元々の耐久力に対し攻撃力との差が広がり過ぎているのか、もしくは何らかの魔法を駆使しているのかは分からないが、全く手ごたえが無いのだ。
もし相手がやせ我慢しているだけであれば、同時に『魔力強奪』スキルを併用している俺に魔力が還元されるはずだが、光弾が命中しても微塵も奪い取れた様子がない。
つまりダメージが無いという事だ。
「アーガス、これってヤバいんじゃないのかな?」
「……かもしれんな。しかし、ここで引くわけにはいかない」
「まあ、それはそうなんだけどね」
そう返答を返すが、さすがにこの男といえど焦りが徐々に見え始めている。
御供の複合職達は既にボロボロだし、このままでは手傷すら与えずに終わることになるだろう。
そうなれば、後方で足手まといにならぬよう待機している騎士達だけでは抑えが効かない。
騎士の中でも団長クラスや副団長クラスといった、トップクラスに強い方々ならばまともに援護もできるだろうけど、ここで消耗してしまうと俺達が倒れた時に一気に戦線が崩壊してしまう。
あくまでも彼らは第二陣として控えている、というのが今回の作戦だから援護は期待できない。
だが、上位職の力はそもそも魔王に及ばずともそれなりに迫るモノがあったはず。
なのにかすり傷一つないなんてのはおかしいし、明らかに異常だ。
だとすると、何かカラクリがあるのかもしれない。
ダメージを与えるなんらかの切っ掛け、もしくは無敵足りえる仕組みさえ分かればまともな戦闘になるのだが、はて……。

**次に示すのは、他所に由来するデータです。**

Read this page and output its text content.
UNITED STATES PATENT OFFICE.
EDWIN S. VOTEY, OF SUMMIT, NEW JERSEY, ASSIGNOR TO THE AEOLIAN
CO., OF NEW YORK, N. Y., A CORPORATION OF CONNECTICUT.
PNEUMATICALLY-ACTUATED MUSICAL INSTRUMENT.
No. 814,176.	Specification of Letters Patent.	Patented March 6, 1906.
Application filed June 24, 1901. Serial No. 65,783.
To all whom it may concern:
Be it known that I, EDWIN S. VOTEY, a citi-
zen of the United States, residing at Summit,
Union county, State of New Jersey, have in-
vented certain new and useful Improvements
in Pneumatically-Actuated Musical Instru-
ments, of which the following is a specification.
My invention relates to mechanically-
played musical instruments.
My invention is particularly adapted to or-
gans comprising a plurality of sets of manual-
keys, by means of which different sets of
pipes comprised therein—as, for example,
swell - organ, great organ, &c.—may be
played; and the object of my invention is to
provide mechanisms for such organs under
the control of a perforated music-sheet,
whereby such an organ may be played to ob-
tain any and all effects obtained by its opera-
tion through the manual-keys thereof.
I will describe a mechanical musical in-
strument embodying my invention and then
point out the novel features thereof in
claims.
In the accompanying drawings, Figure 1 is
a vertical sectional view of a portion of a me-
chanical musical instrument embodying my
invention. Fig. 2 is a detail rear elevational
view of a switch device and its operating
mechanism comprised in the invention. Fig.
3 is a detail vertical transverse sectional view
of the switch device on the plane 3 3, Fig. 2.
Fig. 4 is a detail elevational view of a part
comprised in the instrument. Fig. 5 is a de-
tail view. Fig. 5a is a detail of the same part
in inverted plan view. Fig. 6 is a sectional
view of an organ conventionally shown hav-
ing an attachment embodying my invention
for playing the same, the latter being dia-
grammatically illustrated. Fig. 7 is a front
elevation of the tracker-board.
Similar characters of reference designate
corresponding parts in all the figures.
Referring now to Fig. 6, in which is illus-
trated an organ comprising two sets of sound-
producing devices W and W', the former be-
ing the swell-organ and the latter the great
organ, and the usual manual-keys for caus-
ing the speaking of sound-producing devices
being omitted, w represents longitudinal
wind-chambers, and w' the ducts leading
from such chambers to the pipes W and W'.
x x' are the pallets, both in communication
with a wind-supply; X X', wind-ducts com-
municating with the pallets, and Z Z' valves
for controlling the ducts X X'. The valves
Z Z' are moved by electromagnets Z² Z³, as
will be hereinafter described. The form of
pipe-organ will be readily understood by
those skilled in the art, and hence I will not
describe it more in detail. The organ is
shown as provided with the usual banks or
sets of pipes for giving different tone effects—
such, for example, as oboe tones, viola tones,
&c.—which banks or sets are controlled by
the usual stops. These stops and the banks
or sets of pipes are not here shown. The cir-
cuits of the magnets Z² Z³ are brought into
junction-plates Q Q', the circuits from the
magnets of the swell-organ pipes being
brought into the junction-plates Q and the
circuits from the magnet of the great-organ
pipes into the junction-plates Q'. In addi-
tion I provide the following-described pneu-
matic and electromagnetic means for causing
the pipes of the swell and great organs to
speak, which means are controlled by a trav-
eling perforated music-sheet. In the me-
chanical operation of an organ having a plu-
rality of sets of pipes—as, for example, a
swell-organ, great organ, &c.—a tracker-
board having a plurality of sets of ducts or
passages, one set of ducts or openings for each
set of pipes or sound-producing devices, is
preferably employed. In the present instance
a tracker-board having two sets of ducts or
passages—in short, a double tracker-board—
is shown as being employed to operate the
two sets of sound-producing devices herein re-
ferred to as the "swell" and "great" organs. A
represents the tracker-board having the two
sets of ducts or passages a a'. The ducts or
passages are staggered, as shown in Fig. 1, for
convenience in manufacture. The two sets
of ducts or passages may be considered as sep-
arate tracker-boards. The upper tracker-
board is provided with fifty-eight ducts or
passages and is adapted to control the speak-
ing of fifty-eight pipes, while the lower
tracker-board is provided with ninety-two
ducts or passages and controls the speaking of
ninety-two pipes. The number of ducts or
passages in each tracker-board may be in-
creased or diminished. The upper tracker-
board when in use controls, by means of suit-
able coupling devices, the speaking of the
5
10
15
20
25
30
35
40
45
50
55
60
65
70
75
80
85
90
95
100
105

何か無敵たり得る理由があのるかと思い、ダメ元で『魔力知覚』を意識的に使ってみることにする。
奴が何の種族の魔王なのかは鑑定では分からなかったが、能力を使うには代償となるエネルギーが必要だ。
だからこそ魔力さえ知覚してしまえば、その根源たる異変が見えてくるのかも、という発想。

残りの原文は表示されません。